I was really surprised by one development: selling our car radicalized and marginalized us. We were out of the closet as having Blown It Big Time. It was the one thing that we could say that seemed to give everyone pause. We knew many who had let go of cable television, but we didn’t yet know anyone else who had become a no-car family. It automatically cast us in a role I didn’t know if I was ready to occupy. People started to rationalize their car ownership to us, saying they lived too far from work, or had to car pool too many kids to too many functions. I got used to saying things to make them more comfortable. I didn’t want us to alienate people by seeming holier-than-thou. When we made a new acquaintance, I prepared myself for the chirpy, polite response people gave when we told them we don’t have a car. It’s like telling people you live in a trailer on the side of the road. They bite back their surprise, try to seem like they’re unfazed, and then when a few minutes pass and the conversation stalls, they furrow their brow: “Really?”
That automatic pariah-status leads me to consider unconventional solutions to things that come up for our family.
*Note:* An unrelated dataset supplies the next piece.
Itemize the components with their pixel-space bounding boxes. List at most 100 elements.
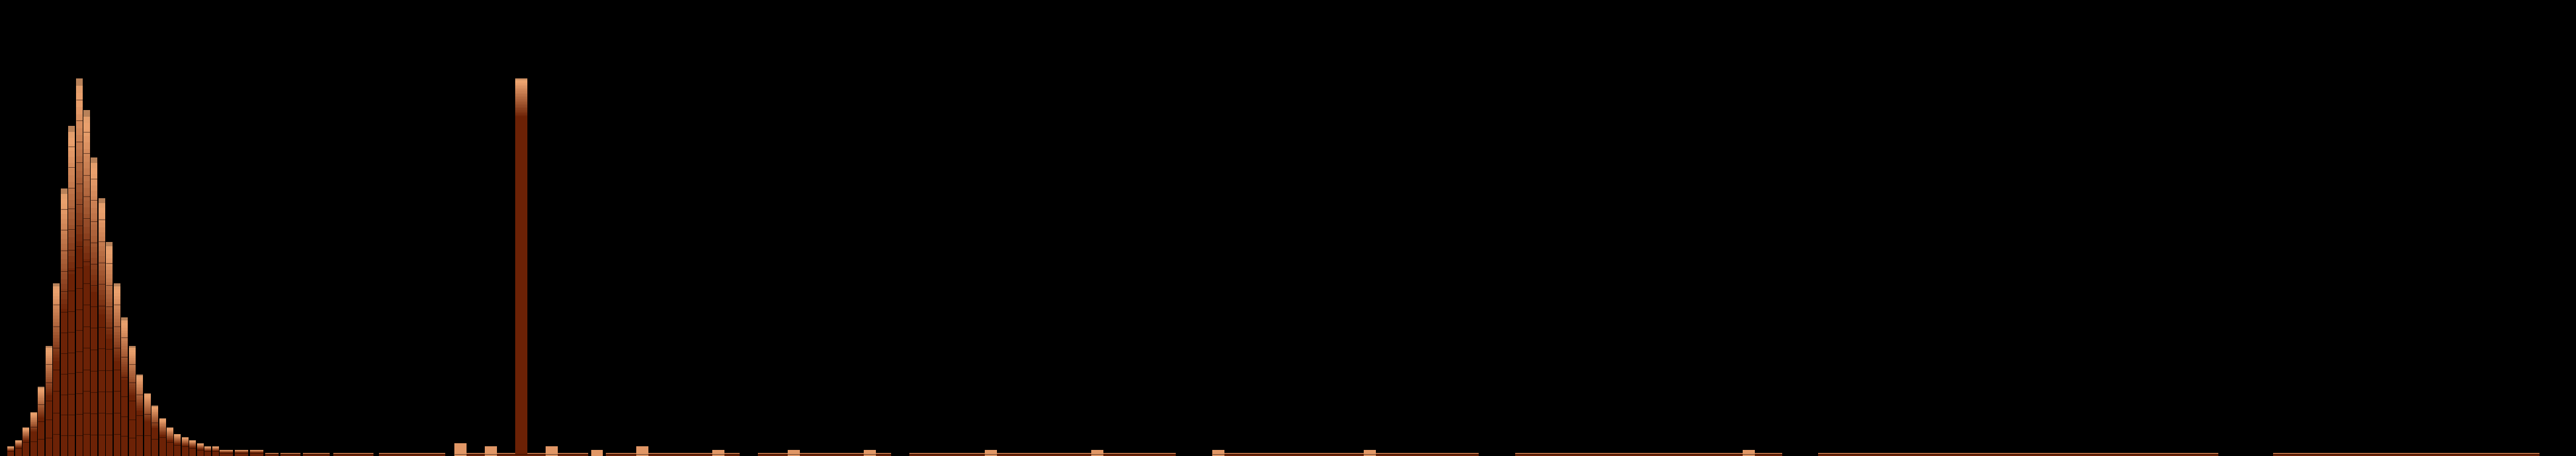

Often it's an answer based on practicality, but sometimes I choose to do something off-the-wall simply because . . . well, because we can. It's almost like taking that first leap was a one-time thing, and now we've become altogether different from the people we were before. Our much-utilized hike-and-bike trail is technically closed at sunset, but if we need to in order to get home, we ride screaming through the S-curves in the moonlight, children chirruping happily in the trailer and the tree branches gnarled silhouettes against the sky.